18. And the ungods shall utterly vanish. This brief sentence looks like an orphan—a verset without a paired second verset, which might have somehow been dropped in scribal transmission. Nevertheless, it contains a nice poetic effect in the internal rhyme of ʾelilim, “ungods,” immediately followed by kalil, “utterly.”
19. caves in the crags . . . hollows in the dust. The crag/dust parallelism as places of hiding in verse 10 is further concretized here by the addition of caves and hollows, helping us imagine the pitiful plight of the people who attempt to flee, crawling into crevices in rocks and in the ground. This miserable effort at hiding somewhere down below is the culmination of the bringing-low of man that defines the entire prophecy.

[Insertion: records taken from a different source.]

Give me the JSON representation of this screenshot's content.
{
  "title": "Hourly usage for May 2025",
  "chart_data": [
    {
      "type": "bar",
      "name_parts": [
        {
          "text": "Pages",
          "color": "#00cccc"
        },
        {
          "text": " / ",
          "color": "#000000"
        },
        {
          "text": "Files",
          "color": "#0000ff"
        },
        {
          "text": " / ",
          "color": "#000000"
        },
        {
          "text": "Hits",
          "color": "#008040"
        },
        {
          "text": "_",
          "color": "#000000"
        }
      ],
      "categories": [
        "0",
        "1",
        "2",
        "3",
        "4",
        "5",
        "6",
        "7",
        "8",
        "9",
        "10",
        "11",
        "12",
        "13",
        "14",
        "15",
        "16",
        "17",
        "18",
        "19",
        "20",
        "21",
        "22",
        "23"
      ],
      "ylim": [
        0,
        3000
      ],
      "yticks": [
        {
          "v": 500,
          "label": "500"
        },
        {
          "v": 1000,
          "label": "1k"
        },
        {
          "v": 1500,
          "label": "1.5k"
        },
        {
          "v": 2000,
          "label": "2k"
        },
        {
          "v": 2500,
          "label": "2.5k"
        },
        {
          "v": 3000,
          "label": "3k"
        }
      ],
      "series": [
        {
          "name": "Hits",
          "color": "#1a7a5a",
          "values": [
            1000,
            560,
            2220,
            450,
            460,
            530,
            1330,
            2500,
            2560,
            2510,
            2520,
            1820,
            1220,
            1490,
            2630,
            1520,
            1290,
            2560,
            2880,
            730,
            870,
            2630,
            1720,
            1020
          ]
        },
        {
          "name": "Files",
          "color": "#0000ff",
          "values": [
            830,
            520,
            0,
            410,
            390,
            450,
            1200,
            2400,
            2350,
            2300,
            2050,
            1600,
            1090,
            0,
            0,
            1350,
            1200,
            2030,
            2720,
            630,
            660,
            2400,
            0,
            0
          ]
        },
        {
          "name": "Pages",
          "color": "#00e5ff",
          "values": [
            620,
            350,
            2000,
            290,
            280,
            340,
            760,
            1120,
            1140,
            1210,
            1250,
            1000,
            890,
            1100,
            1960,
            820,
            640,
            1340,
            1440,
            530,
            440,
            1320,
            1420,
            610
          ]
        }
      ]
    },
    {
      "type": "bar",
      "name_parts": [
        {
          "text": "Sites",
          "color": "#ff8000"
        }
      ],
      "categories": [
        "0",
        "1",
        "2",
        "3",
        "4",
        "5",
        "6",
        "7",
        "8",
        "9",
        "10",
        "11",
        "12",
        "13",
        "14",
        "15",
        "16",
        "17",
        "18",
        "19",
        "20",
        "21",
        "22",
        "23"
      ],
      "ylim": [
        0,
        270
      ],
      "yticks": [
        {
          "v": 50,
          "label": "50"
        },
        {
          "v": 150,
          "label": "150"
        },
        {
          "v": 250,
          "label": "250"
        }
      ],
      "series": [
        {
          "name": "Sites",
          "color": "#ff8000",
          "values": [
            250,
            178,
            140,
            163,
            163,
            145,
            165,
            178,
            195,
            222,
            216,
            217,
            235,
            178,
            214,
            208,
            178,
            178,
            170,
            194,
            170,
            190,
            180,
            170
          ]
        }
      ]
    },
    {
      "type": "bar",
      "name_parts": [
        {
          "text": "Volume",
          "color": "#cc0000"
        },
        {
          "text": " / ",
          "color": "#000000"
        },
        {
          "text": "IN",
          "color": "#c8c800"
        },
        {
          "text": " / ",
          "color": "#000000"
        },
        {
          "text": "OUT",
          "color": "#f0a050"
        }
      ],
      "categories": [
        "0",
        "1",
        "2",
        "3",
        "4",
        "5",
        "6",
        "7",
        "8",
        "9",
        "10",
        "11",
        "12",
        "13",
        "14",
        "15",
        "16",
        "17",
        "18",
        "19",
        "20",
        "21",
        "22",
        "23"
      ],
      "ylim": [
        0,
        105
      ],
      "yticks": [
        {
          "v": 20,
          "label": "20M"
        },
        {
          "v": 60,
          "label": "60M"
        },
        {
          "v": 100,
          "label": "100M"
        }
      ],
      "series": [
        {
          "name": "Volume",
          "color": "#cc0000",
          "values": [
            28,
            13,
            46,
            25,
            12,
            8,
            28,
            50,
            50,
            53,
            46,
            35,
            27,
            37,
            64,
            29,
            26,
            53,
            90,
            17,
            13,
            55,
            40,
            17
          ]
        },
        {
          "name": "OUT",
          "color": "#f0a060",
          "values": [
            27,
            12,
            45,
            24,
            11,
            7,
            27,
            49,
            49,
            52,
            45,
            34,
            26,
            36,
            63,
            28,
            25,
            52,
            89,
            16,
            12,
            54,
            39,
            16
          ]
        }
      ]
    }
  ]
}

to wreak havoc. The Hebrew verb used here, and again in the refrain at the end of verse 21, is strong and violent. It suggests terrorizing and it is related phonetically to a verbal stem that means “to smash.”
20. to the hedgehogs and the bats. The idolators themselves have fled to the bleak wilderness. Now they throw away their precious idols to creatures of the wilderness, though the precise identity of the first of these is uncertain.
22. Leave off from man, / who has breath in his nostrils. One might have expected, given the previous emphasis of this prophecy something like: leave off from your idols, / for they are insensate things. The point, however, is that idolatry, worshipping what man makes with his own hands, is itself an expression of human arrogance, man’s assuming he can lift himself high, like his towers and battlements, through his own acts and artifacts. (One wonders whether the Tower of Babel may stand in the background of this poem.) The mention of the breath in the nostrils invokes the intrinsic fragility of human life: man is a vulnerable, ephemeral creature, his life-breath easily stopped in a moment, so how could one put trust in him?